In all jurisdictions, child prisoners were segregated from adults, the delegation said, although there were rare occasions where children over 16 could be transferred or directed by a court to an adult prison in Victoria, Western Australia, and South Australia. In most jurisdictions the age of criminal responsibility was 10, and children between the ages of 10 and 14 could only be held criminally responsible if they knew their conduct was wrong. Custodial sentences could be imposed on juveniles, but were served in separate juvenile-detention centres.

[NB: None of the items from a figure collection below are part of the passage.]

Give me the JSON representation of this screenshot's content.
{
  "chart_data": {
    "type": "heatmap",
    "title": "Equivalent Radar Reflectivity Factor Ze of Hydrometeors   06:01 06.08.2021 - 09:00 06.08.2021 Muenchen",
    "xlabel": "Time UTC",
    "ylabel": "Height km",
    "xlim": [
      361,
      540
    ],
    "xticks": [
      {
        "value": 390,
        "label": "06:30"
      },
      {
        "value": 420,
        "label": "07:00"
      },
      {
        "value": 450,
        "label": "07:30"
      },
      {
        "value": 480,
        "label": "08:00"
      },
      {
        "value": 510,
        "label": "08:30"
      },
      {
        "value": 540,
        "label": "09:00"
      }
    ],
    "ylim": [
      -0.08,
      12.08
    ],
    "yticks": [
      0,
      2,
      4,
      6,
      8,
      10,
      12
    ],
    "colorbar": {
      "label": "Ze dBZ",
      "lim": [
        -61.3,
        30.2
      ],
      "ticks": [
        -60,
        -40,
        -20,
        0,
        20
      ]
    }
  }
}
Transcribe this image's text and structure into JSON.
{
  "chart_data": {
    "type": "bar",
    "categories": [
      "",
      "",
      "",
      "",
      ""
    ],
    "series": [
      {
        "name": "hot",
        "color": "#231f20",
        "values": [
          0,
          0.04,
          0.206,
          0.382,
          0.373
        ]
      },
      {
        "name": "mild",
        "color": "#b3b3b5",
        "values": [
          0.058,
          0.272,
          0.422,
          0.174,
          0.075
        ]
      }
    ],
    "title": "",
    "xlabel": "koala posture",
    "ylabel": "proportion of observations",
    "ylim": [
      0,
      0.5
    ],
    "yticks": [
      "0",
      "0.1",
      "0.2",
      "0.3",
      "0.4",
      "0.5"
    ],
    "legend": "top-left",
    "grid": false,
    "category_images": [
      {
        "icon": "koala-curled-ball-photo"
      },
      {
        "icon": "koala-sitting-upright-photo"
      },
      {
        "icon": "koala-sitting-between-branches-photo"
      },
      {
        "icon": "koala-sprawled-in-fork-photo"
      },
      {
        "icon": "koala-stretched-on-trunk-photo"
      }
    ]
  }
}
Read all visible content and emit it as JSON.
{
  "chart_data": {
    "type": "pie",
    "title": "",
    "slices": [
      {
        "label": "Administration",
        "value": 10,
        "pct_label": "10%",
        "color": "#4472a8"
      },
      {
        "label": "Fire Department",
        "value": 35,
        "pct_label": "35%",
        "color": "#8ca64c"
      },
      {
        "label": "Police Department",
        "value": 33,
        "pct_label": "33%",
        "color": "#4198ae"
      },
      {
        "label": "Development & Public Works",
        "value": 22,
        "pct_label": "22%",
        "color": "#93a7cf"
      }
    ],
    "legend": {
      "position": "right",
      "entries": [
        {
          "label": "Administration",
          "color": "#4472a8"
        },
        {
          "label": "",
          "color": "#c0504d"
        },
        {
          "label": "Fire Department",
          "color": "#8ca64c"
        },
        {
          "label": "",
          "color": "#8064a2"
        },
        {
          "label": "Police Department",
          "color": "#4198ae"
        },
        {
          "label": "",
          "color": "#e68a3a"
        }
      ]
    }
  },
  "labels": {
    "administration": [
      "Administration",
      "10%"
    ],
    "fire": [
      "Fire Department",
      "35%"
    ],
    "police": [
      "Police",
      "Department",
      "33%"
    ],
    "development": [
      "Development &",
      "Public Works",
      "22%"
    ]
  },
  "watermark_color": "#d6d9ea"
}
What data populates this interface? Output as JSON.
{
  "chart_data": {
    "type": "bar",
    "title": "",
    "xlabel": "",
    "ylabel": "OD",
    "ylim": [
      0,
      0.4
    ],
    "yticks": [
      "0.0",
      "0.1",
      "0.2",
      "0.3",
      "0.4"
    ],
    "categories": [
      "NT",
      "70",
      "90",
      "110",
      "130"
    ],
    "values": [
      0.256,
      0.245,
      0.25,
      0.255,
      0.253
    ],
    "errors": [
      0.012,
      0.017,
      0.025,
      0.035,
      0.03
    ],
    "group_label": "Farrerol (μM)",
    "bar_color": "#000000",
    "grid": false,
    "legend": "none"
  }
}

There were no disaggregated statistics on the basis of gender, age or ethnicity in relation to sexual violence in prisons, the delegation said, but prisoners were encouraged to report all forms of such violence and investigations were undertaken in accordance with prison regulations.

Prison officers in a number of jurisdictions were trained in National Competency Standards which were based on the UN Standard Minimum Rules for the Treatment of Prisoners, the delegation said. Police, under relevant laws and rules of conduct, received training on the standards of the Convention. Several jurisdictions required that applicants for jobs as prison officers undergo psychological or attitudinal testing; and two jurisdictions investigated the criminal histories of applicants and carried out security checks. Indigenous Australians were actively encouraged to seek jobs as police officers and prison guards in several jurisdictions; Western Australia had recently recruited 17 indigenous prison officers and South Australia employed 35 aboriginal people in various capacities, including as liaison officers, prison officers, trainee prison officers, and in social work. Police forces in general had policies or practices designed to ensure that their personnel reflected the multicultural nature of Australian society; and all jurisdictions for which details were available indicated that their police forces included indigenous people.

Mandatory detention of illegal immigrants did not mean asylum seekers were detained per se, but such persons were detained if they arrived without valid documentation or with fraudulent or improperly obtained documents, the delegation said; some unauthorized arrivals subsequently applied for asylum. The duration of detention varied according to the complexity of the individual case, although steps had been taken to speed up the process; detention conditions had been investigated and termed adequate; and detainees had access to numerous complaints mechanisms. The Government held unauthorized arrivals in centres outside metropolitan areas for several reasons, among them the availability of commonwealth sites that could be appropriately developed. Children in immigration detention were detained only as a last resort and for the shortest possible period, and Government obligations to meet the needs of such children were taken extremely seriously; educational, health and welfare services were provided. All detention staff were trained to recognize symptoms of torture and trauma, and to refer victims for medical attention.